安史の乱で、宮中が荒らされ、書類が多くが無くなったからな。

私の葬儀のやり方を記録して欲しい。

以後、そなたたちが困らないようにな。

顔真卿なら、的外れなことはしない筈だ。

顔真卿は、“睿”の字のことを知っているだろう。

その字がおおやけになれば、皆も知ることになり、“女子に使うなんて”と、騒ぎたてる者が現れる。

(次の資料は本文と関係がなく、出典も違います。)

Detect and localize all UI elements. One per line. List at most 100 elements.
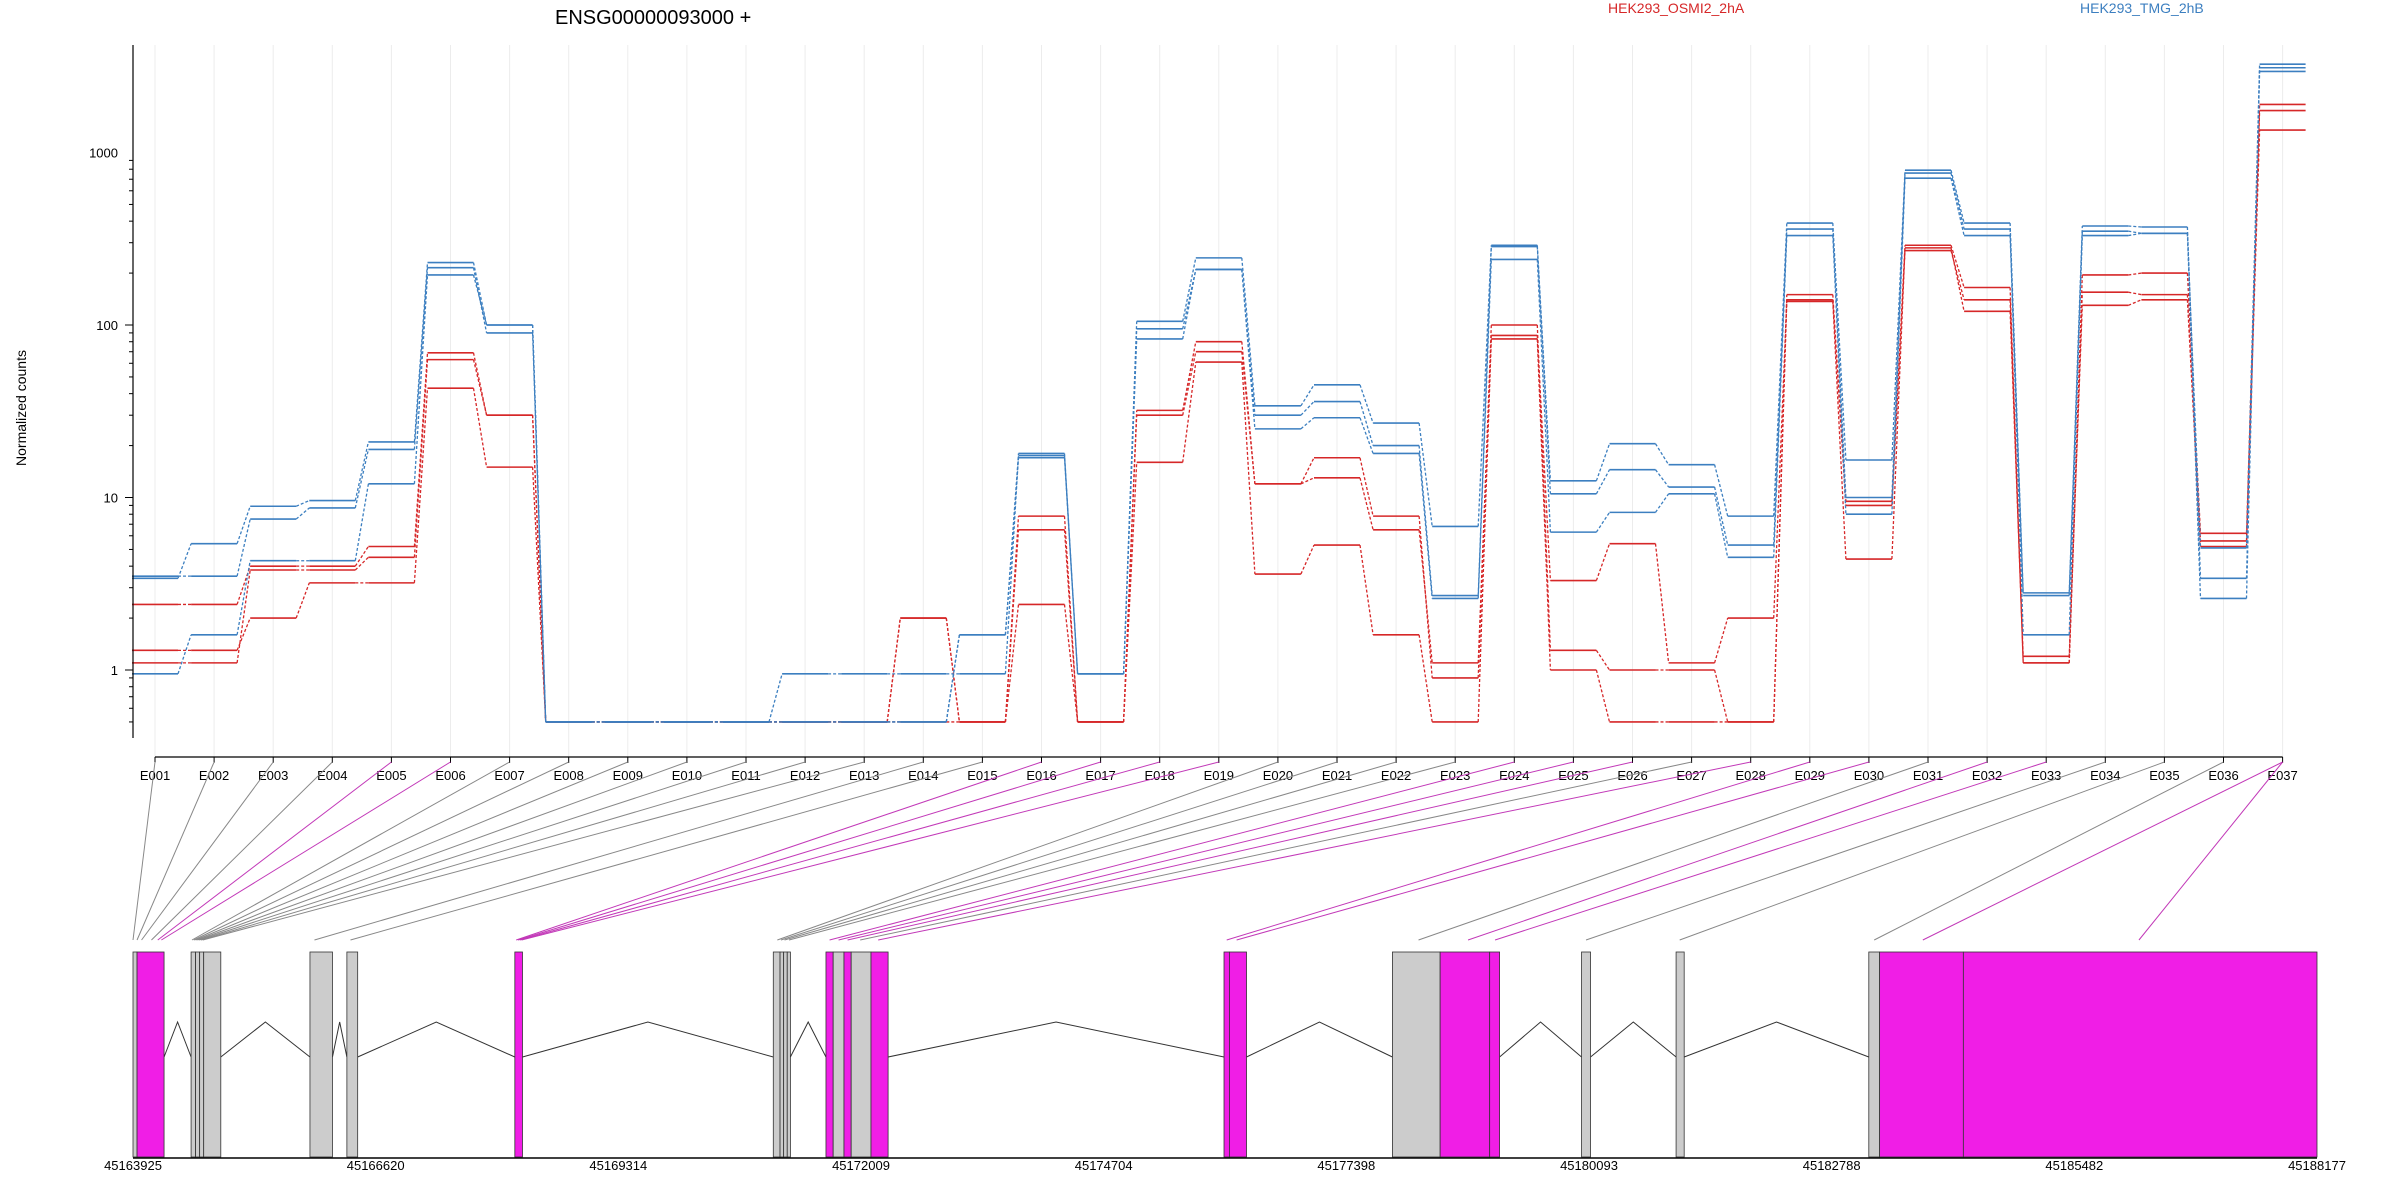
series-connector [236, 565, 251, 605]
x-tick-label: E015 [967, 768, 997, 783]
exon-box [346, 951, 359, 1158]
x-tick-label: E033 [2031, 768, 2061, 783]
coordinate-label: 45188177 [2288, 1158, 2346, 1173]
x-tick-label: E021 [1322, 768, 1352, 783]
intron-line [357, 1021, 516, 1058]
series-connector [2128, 299, 2142, 306]
exon-connector [197, 761, 688, 941]
series-connector [2068, 225, 2083, 593]
exon-connector [202, 761, 865, 941]
series-connector [1654, 443, 1670, 466]
series-connector [2128, 272, 2142, 276]
coordinate-label: 45180093 [1560, 1158, 1618, 1173]
exon-connector [314, 761, 924, 941]
y-axis-label: Normalized counts [13, 350, 29, 466]
series-connector [1477, 338, 1492, 722]
exon-connector [1922, 761, 2283, 941]
exon-connector [878, 761, 1751, 941]
chart-title: ENSG00000093000 + [555, 7, 751, 29]
exon-box [195, 951, 201, 1158]
exon-connector [151, 761, 333, 941]
series-connector [295, 582, 310, 619]
series-connector [1891, 178, 1906, 515]
series-connector [1536, 259, 1552, 533]
series-connector [1654, 493, 1670, 513]
exon-box [1392, 951, 1441, 1158]
exon-box [132, 951, 138, 1158]
series-connector [945, 618, 961, 723]
exon-box [843, 951, 852, 1158]
series-connector [472, 352, 488, 416]
exon-connector [521, 761, 1219, 941]
x-tick-label: E011 [731, 768, 760, 783]
series-connector [531, 467, 547, 722]
series-connector [1773, 229, 1788, 546]
series-connector [1300, 384, 1315, 407]
coordinate-label: 45174704 [1075, 1158, 1133, 1173]
series-connector [1122, 410, 1138, 722]
exon-connector [1226, 761, 1810, 941]
series-connector [177, 543, 192, 579]
series-connector [1832, 301, 1847, 560]
exon-connector [777, 761, 1279, 941]
y-tick-label: 1000 [89, 146, 118, 161]
x-tick-label: E003 [258, 768, 288, 783]
series-connector [2245, 64, 2261, 579]
series-connector [1773, 299, 1788, 619]
coordinate-label: 45169314 [589, 1158, 647, 1173]
series-connector [1063, 529, 1079, 722]
series-connector [1595, 543, 1611, 581]
series-connector [1063, 455, 1079, 674]
series-connector [1182, 269, 1197, 329]
series-connector [1477, 259, 1492, 599]
series-connector [1595, 469, 1611, 495]
exon-connector [780, 761, 1338, 941]
intron-line [331, 1021, 348, 1058]
x-tick-label: E027 [1676, 768, 1706, 783]
series-connector [2186, 233, 2202, 548]
series-connector [1300, 417, 1315, 430]
x-tick-label: E035 [2149, 768, 2179, 783]
series-connector [472, 388, 488, 468]
series-connector [1359, 401, 1374, 446]
y-tick-label: 10 [104, 491, 118, 506]
series-connector [236, 569, 251, 663]
exon-connector [132, 761, 156, 941]
series-connector [1063, 516, 1079, 722]
exon-box [870, 951, 889, 1158]
exon-connector [1585, 761, 2106, 941]
series-connector [1950, 172, 1965, 230]
series-connector [1950, 245, 1965, 288]
exon-connector [161, 761, 451, 941]
series-connector [1359, 544, 1374, 635]
series-connector [2009, 287, 2024, 663]
series-connector [768, 673, 783, 723]
intron-line [1246, 1021, 1393, 1058]
exon-connector [1418, 761, 1929, 941]
series-connector [1713, 464, 1729, 517]
x-tick-label: E022 [1381, 768, 1411, 783]
exon-box [1229, 951, 1247, 1158]
series-connector [1477, 324, 1492, 678]
x-tick-label: E004 [317, 768, 347, 783]
series-connector [354, 441, 370, 501]
exon-box [136, 951, 165, 1158]
exon-connector [141, 761, 274, 941]
x-tick-label: E001 [140, 768, 170, 783]
exon-connector [1679, 761, 2165, 941]
exon-connector [847, 761, 1633, 941]
series-connector [1182, 361, 1197, 463]
series-connector [1950, 247, 1965, 312]
y-tick-label: 1 [111, 663, 118, 678]
coordinate-label: 45166620 [347, 1158, 405, 1173]
x-tick-label: E018 [1145, 768, 1175, 783]
series-connector [472, 359, 488, 416]
series-connector [413, 388, 429, 583]
series-connector [1773, 223, 1788, 517]
series-connector [1418, 423, 1433, 527]
x-tick-label: E023 [1440, 768, 1470, 783]
exon-box [850, 951, 872, 1158]
x-tick-label: E030 [1854, 768, 1884, 783]
exon-connector [1873, 761, 2224, 941]
series-connector [1654, 469, 1670, 488]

意味を知らせず、決定報告だけすれば、何ごともなく終わるだろう。

だから、私は最悪の事態を想定して、動いているのだ。

独孤氏のことは、気にしないように。

分かっただろう。

父上、お気持ちは分かりました。

母上を愛して下さって、ありがとうございます。

“睿”の話が、朝議で話し合いになれば、長い論議になるだろう。

だから、独孤氏の埋葬については、長い時間をかけたいのだ。

愛しているように見えるよう、“貞懿”の諡も早々に付けた。

珠珠の諡にかける時間より、遥かに長い時間をかけて、埋葬を民の印象に残るようにしたいのだ。

独孤氏の埋葬を、前代未聞にしたいのだ。

珠珠の諡なんて、早々にすませたら、どうってことない。

目眩めくらましのやり方だがな。

だから、いろいろ問題を起こしたいとも思っている。

墓所なんかでもな。

珠珠の為なのだ。

気を悪くせんといてくれ。



京兆尹の黎幹は、

秋の長雨で実りをそこないましたと、

上奏した。

韓滉は、

黎幹は、不誠実だと、

上奏した。

代宗は、御史に調べるよう、見に行かせた。

十月二十九日、

帰ってきて、上奏した。

損なわれた所は、おおよそ三万余り位です。

渭南の県令・劉澡は、会計官でもあった。

県の境の苗だけは、損なわれていません。

と、云った。

御史の趙計は劉澡と同じことを上奏した。

代宗は、云った。

長雨は、広く行き渡る。

どうして、渭南の地方だけが、被害をこうむらないのだ!

さらに、御史の朱敖に見てくるように命じた。

三千余りが、損なわれていました。

代宗は、長いため息をついた。

そして、云うことには、

県令、担当の役人、

損なわれたと、云うに応じて、なお、損なわれていないと云う。

汝は、このように偽って、人と云えるのか!

劉澡を、南浦の尉に貶めた。

趙計を、れい州の司戸とした。

韓滉は、不問にした。


十一月四日、

山南西道節度使の張献恭が

吐蕃、一万以上の兵士を岷州で破った。

と、上奏した。


十一月八日、

蒋鎮が、河中府の塩池から帰ってきた。

上奏して云った。

“縁起のいい塩”は、韓滉が云ったのです。

誤魔化すにしても、目出度い云い方をしたのだな。

その話を聞いた役人や臣下が、嘉名を賜り、広く伝えるよう願った。

代宗は、その言葉に従った。

普通の塩池である。

特に云うべきものもない。

けれども、“宝応霊応池”と号を賜った。

宝だの、霊だの、仰々しい命名である。

池を前にして、その名が似合うとは思え無い。

時の人は、相応ふさわしく無い分、“見苦しい”と云った。